Ama bazıları, eski Sovyetler Birliği halklarının artık “özgür” olduğunu söylüyorlar. Onlar,

*işsiz kalma; eğer iş bulacak kadar talihliyseler, işverenlerinin bankaları iflas ettiği için aylarca ücretsiz yaşama özgürlüğüne,

*mafya milyonerleri iseler Rolls-Royce marka araba alma özgürlüğüne,

*kirlenmiş su içmekte özgürlüğüne,

*herhangi bir köşe başında bir kaç peni karşılığı para için soyulma özgürlüğüne sahipler.

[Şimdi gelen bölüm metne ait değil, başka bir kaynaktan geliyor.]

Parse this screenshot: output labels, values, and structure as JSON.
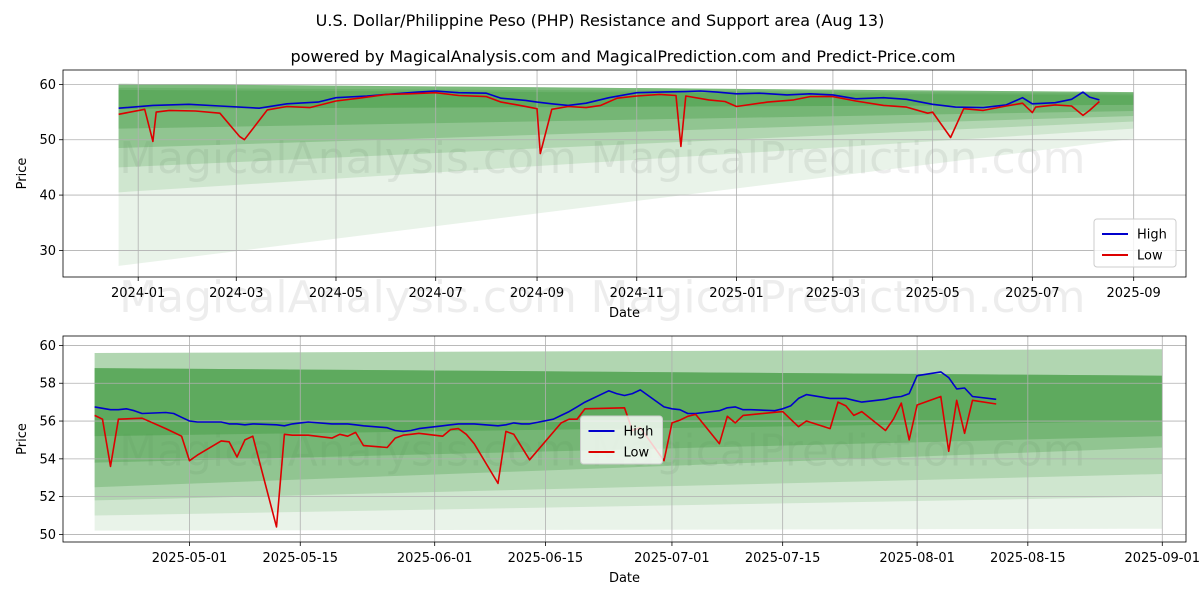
{
  "title": "U.S. Dollar/Philippine Peso (PHP) Resistance and Support area (Aug 13)",
  "subtitle": "powered by MagicalAnalysis.com and MagicalPrediction.com and Predict-Price.com",
  "watermarks": [
    "MagicalAnalysis.com",
    "MagicalPrediction.com"
  ],
  "colors": {
    "high": "#0000cc",
    "low": "#dd0000",
    "band": "#4aa04a",
    "grid": "#b0b0b0"
  },
  "chart_data": [
    {
      "type": "line",
      "xlabel": "Date",
      "ylabel": "Price",
      "xlim": [
        "2023-11-16",
        "2025-10-03"
      ],
      "ylim": [
        25.2,
        62.6
      ],
      "xticks": [
        "2024-01-01",
        "2024-03-01",
        "2024-05-01",
        "2024-07-01",
        "2024-09-01",
        "2024-11-01",
        "2025-01-01",
        "2025-03-01",
        "2025-05-01",
        "2025-07-01",
        "2025-09-01"
      ],
      "xtick_labels": [
        "2024-01",
        "2024-03",
        "2024-05",
        "2024-07",
        "2024-09",
        "2024-11",
        "2025-01",
        "2025-03",
        "2025-05",
        "2025-07",
        "2025-09"
      ],
      "yticks": [
        30,
        40,
        50,
        60
      ],
      "legend": [
        "High",
        "Low"
      ],
      "legend_position": "lower right",
      "band_x": [
        "2023-12-20",
        "2025-09-01"
      ],
      "bands": [
        {
          "top": [
            60.1,
            58.6
          ],
          "bottom": [
            55.6,
            56.3
          ]
        },
        {
          "top": [
            60.1,
            58.6
          ],
          "bottom": [
            52.0,
            55.2
          ]
        },
        {
          "top": [
            59.4,
            58.4
          ],
          "bottom": [
            48.5,
            54.3
          ]
        },
        {
          "top": [
            59.0,
            58.2
          ],
          "bottom": [
            45.0,
            53.3
          ]
        },
        {
          "top": [
            59.0,
            58.0
          ],
          "bottom": [
            40.5,
            52.0
          ]
        },
        {
          "top": [
            59.0,
            58.0
          ],
          "bottom": [
            27.2,
            50.2
          ]
        }
      ],
      "series": [
        {
          "name": "High",
          "x": [
            "2023-12-20",
            "2024-01-10",
            "2024-02-01",
            "2024-02-20",
            "2024-03-15",
            "2024-04-01",
            "2024-04-20",
            "2024-05-01",
            "2024-05-20",
            "2024-06-01",
            "2024-06-20",
            "2024-07-01",
            "2024-07-15",
            "2024-08-01",
            "2024-08-10",
            "2024-08-25",
            "2024-09-01",
            "2024-09-10",
            "2024-09-20",
            "2024-10-01",
            "2024-10-15",
            "2024-11-01",
            "2024-11-15",
            "2024-12-01",
            "2024-12-10",
            "2024-12-20",
            "2025-01-01",
            "2025-01-15",
            "2025-02-01",
            "2025-02-15",
            "2025-03-01",
            "2025-03-15",
            "2025-04-01",
            "2025-04-15",
            "2025-05-01",
            "2025-05-15",
            "2025-06-01",
            "2025-06-15",
            "2025-06-25",
            "2025-07-01",
            "2025-07-15",
            "2025-07-25",
            "2025-08-01",
            "2025-08-05",
            "2025-08-11"
          ],
          "values": [
            55.7,
            56.2,
            56.4,
            56.1,
            55.7,
            56.5,
            56.8,
            57.6,
            57.9,
            58.2,
            58.6,
            58.8,
            58.5,
            58.4,
            57.5,
            57.1,
            56.8,
            56.5,
            56.2,
            56.6,
            57.6,
            58.5,
            58.6,
            58.7,
            58.8,
            58.6,
            58.3,
            58.4,
            58.1,
            58.3,
            58.1,
            57.4,
            57.6,
            57.3,
            56.4,
            55.9,
            55.8,
            56.3,
            57.6,
            56.5,
            56.7,
            57.3,
            58.6,
            57.7,
            57.2
          ]
        },
        {
          "name": "Low",
          "x": [
            "2023-12-20",
            "2024-01-05",
            "2024-01-10",
            "2024-01-12",
            "2024-01-20",
            "2024-02-05",
            "2024-02-20",
            "2024-03-03",
            "2024-03-06",
            "2024-03-20",
            "2024-04-01",
            "2024-04-15",
            "2024-05-01",
            "2024-05-15",
            "2024-06-01",
            "2024-06-15",
            "2024-07-01",
            "2024-07-15",
            "2024-08-01",
            "2024-08-10",
            "2024-08-20",
            "2024-09-01",
            "2024-09-03",
            "2024-09-10",
            "2024-09-20",
            "2024-10-01",
            "2024-10-10",
            "2024-10-20",
            "2024-11-01",
            "2024-11-15",
            "2024-11-25",
            "2024-11-28",
            "2024-12-01",
            "2024-12-15",
            "2024-12-25",
            "2025-01-01",
            "2025-01-20",
            "2025-02-05",
            "2025-02-15",
            "2025-03-01",
            "2025-03-15",
            "2025-04-01",
            "2025-04-15",
            "2025-04-28",
            "2025-05-01",
            "2025-05-12",
            "2025-05-20",
            "2025-06-01",
            "2025-06-15",
            "2025-06-25",
            "2025-07-01",
            "2025-07-03",
            "2025-07-15",
            "2025-07-25",
            "2025-08-01",
            "2025-08-05",
            "2025-08-11"
          ],
          "values": [
            54.6,
            55.5,
            49.7,
            55.0,
            55.3,
            55.2,
            54.8,
            50.6,
            50.0,
            55.4,
            56.0,
            55.8,
            57.0,
            57.5,
            58.2,
            58.3,
            58.5,
            58.0,
            57.8,
            56.8,
            56.3,
            55.6,
            47.5,
            55.5,
            56.0,
            55.8,
            56.2,
            57.5,
            57.9,
            58.2,
            58.0,
            48.8,
            57.9,
            57.2,
            56.9,
            56.0,
            56.8,
            57.2,
            57.8,
            57.8,
            57.0,
            56.2,
            55.9,
            54.8,
            55.0,
            50.4,
            55.6,
            55.3,
            56.1,
            56.6,
            54.9,
            55.9,
            56.3,
            56.1,
            54.4,
            55.3,
            56.9
          ]
        }
      ]
    },
    {
      "type": "line",
      "xlabel": "Date",
      "ylabel": "Price",
      "xlim": [
        "2025-04-15",
        "2025-09-04"
      ],
      "ylim": [
        49.6,
        60.5
      ],
      "xticks": [
        "2025-05-01",
        "2025-05-15",
        "2025-06-01",
        "2025-06-15",
        "2025-07-01",
        "2025-07-15",
        "2025-08-01",
        "2025-08-15",
        "2025-09-01"
      ],
      "xtick_labels": [
        "2025-05-01",
        "2025-05-15",
        "2025-06-01",
        "2025-06-15",
        "2025-07-01",
        "2025-07-15",
        "2025-08-01",
        "2025-08-15",
        "2025-09-01"
      ],
      "yticks": [
        50,
        52,
        54,
        56,
        58,
        60
      ],
      "legend": [
        "High",
        "Low"
      ],
      "legend_position": "center",
      "band_x": [
        "2025-04-19",
        "2025-09-01"
      ],
      "bands": [
        {
          "top": [
            58.8,
            58.4
          ],
          "bottom": [
            55.2,
            56.0
          ]
        },
        {
          "top": [
            58.8,
            58.4
          ],
          "bottom": [
            53.8,
            55.2
          ]
        },
        {
          "top": [
            58.8,
            58.4
          ],
          "bottom": [
            52.5,
            54.6
          ]
        },
        {
          "top": [
            59.6,
            59.8
          ],
          "bottom": [
            51.8,
            53.2
          ]
        },
        {
          "top": [
            59.6,
            59.8
          ],
          "bottom": [
            51.0,
            52.0
          ]
        },
        {
          "top": [
            59.6,
            59.8
          ],
          "bottom": [
            50.2,
            50.3
          ]
        }
      ],
      "series": [
        {
          "name": "High",
          "x": [
            "2025-04-19",
            "2025-04-21",
            "2025-04-22",
            "2025-04-23",
            "2025-04-24",
            "2025-04-25",
            "2025-04-28",
            "2025-04-29",
            "2025-04-30",
            "2025-05-01",
            "2025-05-02",
            "2025-05-05",
            "2025-05-06",
            "2025-05-07",
            "2025-05-08",
            "2025-05-09",
            "2025-05-12",
            "2025-05-13",
            "2025-05-14",
            "2025-05-15",
            "2025-05-16",
            "2025-05-19",
            "2025-05-20",
            "2025-05-21",
            "2025-05-22",
            "2025-05-23",
            "2025-05-26",
            "2025-05-27",
            "2025-05-28",
            "2025-05-29",
            "2025-05-30",
            "2025-06-02",
            "2025-06-03",
            "2025-06-04",
            "2025-06-05",
            "2025-06-06",
            "2025-06-09",
            "2025-06-10",
            "2025-06-11",
            "2025-06-12",
            "2025-06-13",
            "2025-06-16",
            "2025-06-17",
            "2025-06-18",
            "2025-06-19",
            "2025-06-20",
            "2025-06-23",
            "2025-06-24",
            "2025-06-25",
            "2025-06-26",
            "2025-06-27",
            "2025-06-30",
            "2025-07-01",
            "2025-07-02",
            "2025-07-03",
            "2025-07-04",
            "2025-07-07",
            "2025-07-08",
            "2025-07-09",
            "2025-07-10",
            "2025-07-11",
            "2025-07-14",
            "2025-07-15",
            "2025-07-16",
            "2025-07-17",
            "2025-07-18",
            "2025-07-21",
            "2025-07-22",
            "2025-07-23",
            "2025-07-24",
            "2025-07-25",
            "2025-07-28",
            "2025-07-29",
            "2025-07-30",
            "2025-07-31",
            "2025-08-01",
            "2025-08-04",
            "2025-08-05",
            "2025-08-06",
            "2025-08-07",
            "2025-08-08",
            "2025-08-11"
          ],
          "values": [
            56.75,
            56.6,
            56.6,
            56.65,
            56.55,
            56.4,
            56.45,
            56.4,
            56.2,
            56.0,
            55.95,
            55.95,
            55.85,
            55.85,
            55.8,
            55.85,
            55.8,
            55.75,
            55.85,
            55.9,
            55.95,
            55.85,
            55.85,
            55.85,
            55.8,
            55.75,
            55.65,
            55.5,
            55.45,
            55.5,
            55.6,
            55.75,
            55.8,
            55.85,
            55.85,
            55.85,
            55.75,
            55.8,
            55.9,
            55.85,
            55.85,
            56.1,
            56.3,
            56.5,
            56.75,
            57.0,
            57.6,
            57.45,
            57.35,
            57.45,
            57.65,
            56.75,
            56.65,
            56.6,
            56.4,
            56.4,
            56.55,
            56.7,
            56.75,
            56.6,
            56.6,
            56.55,
            56.65,
            56.8,
            57.2,
            57.4,
            57.2,
            57.2,
            57.2,
            57.1,
            57.0,
            57.15,
            57.25,
            57.3,
            57.45,
            58.4,
            58.6,
            58.3,
            57.7,
            57.75,
            57.3,
            57.15
          ]
        },
        {
          "name": "Low",
          "x": [
            "2025-04-19",
            "2025-04-20",
            "2025-04-21",
            "2025-04-22",
            "2025-04-25",
            "2025-04-28",
            "2025-04-29",
            "2025-04-30",
            "2025-05-01",
            "2025-05-02",
            "2025-05-05",
            "2025-05-06",
            "2025-05-07",
            "2025-05-08",
            "2025-05-09",
            "2025-05-12",
            "2025-05-13",
            "2025-05-14",
            "2025-05-16",
            "2025-05-19",
            "2025-05-20",
            "2025-05-21",
            "2025-05-22",
            "2025-05-23",
            "2025-05-26",
            "2025-05-27",
            "2025-05-28",
            "2025-05-29",
            "2025-05-30",
            "2025-06-02",
            "2025-06-03",
            "2025-06-04",
            "2025-06-05",
            "2025-06-06",
            "2025-06-09",
            "2025-06-10",
            "2025-06-11",
            "2025-06-13",
            "2025-06-17",
            "2025-06-18",
            "2025-06-19",
            "2025-06-20",
            "2025-06-25",
            "2025-06-26",
            "2025-06-27",
            "2025-06-30",
            "2025-07-01",
            "2025-07-02",
            "2025-07-03",
            "2025-07-04",
            "2025-07-07",
            "2025-07-08",
            "2025-07-09",
            "2025-07-10",
            "2025-07-15",
            "2025-07-16",
            "2025-07-17",
            "2025-07-18",
            "2025-07-21",
            "2025-07-22",
            "2025-07-23",
            "2025-07-24",
            "2025-07-25",
            "2025-07-28",
            "2025-07-29",
            "2025-07-30",
            "2025-07-31",
            "2025-08-01",
            "2025-08-04",
            "2025-08-05",
            "2025-08-06",
            "2025-08-07",
            "2025-08-08",
            "2025-08-11"
          ],
          "values": [
            56.3,
            56.1,
            53.6,
            56.1,
            56.15,
            55.6,
            55.4,
            55.2,
            53.9,
            54.2,
            54.95,
            54.9,
            54.1,
            55.0,
            55.2,
            50.4,
            55.3,
            55.25,
            55.25,
            55.1,
            55.3,
            55.2,
            55.4,
            54.7,
            54.6,
            55.1,
            55.25,
            55.3,
            55.35,
            55.2,
            55.55,
            55.6,
            55.3,
            54.8,
            52.7,
            55.45,
            55.3,
            53.95,
            55.9,
            56.1,
            56.1,
            56.65,
            56.7,
            55.5,
            55.65,
            53.9,
            55.9,
            56.05,
            56.25,
            56.35,
            54.8,
            56.25,
            55.9,
            56.3,
            56.5,
            56.1,
            55.7,
            56.0,
            55.6,
            57.0,
            56.8,
            56.3,
            56.5,
            55.5,
            56.1,
            56.95,
            55.0,
            56.85,
            57.3,
            54.4,
            57.1,
            55.35,
            57.1,
            56.9
          ]
        }
      ]
    }
  ]
}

Bugün Rus haber filmlerinde göstericilerin Stalin portreleri taşımaları kimseyi şaşırtmamalı! Göstericiler için Stalin resimleri, geçici olarak yoksun bırakıldıkları sosyalizmi simgemektedir.

Eğer insanlar –bazan yaptıkları gibi- beni “Stalinist” olarak nitelerlerse, ben, hak etmemiş olmakla birlikte bunu bir kompliman sayarım.

Başta yeni-sömürge ülkeler olmak üzere tüm dünyada her yıl onmilyonlarca erkek, kadın ve çocuğun yaşadığı yoksulluğun nedeni olan kapitalist ve emperyalist sistemi yıkmak için bütün yaşamı boyunca, savaşım vermiş büyük bir ilerici kişilik olan Stalin’in anısı önünde saygıyla eğiliyorum.

Dünyanın en büyük davası olan insanlığın kurtuluşu için bütün yaşamı boyunca savaşım vermiş olan Stalin’in anısı önünde saygıyla eğiliyorum.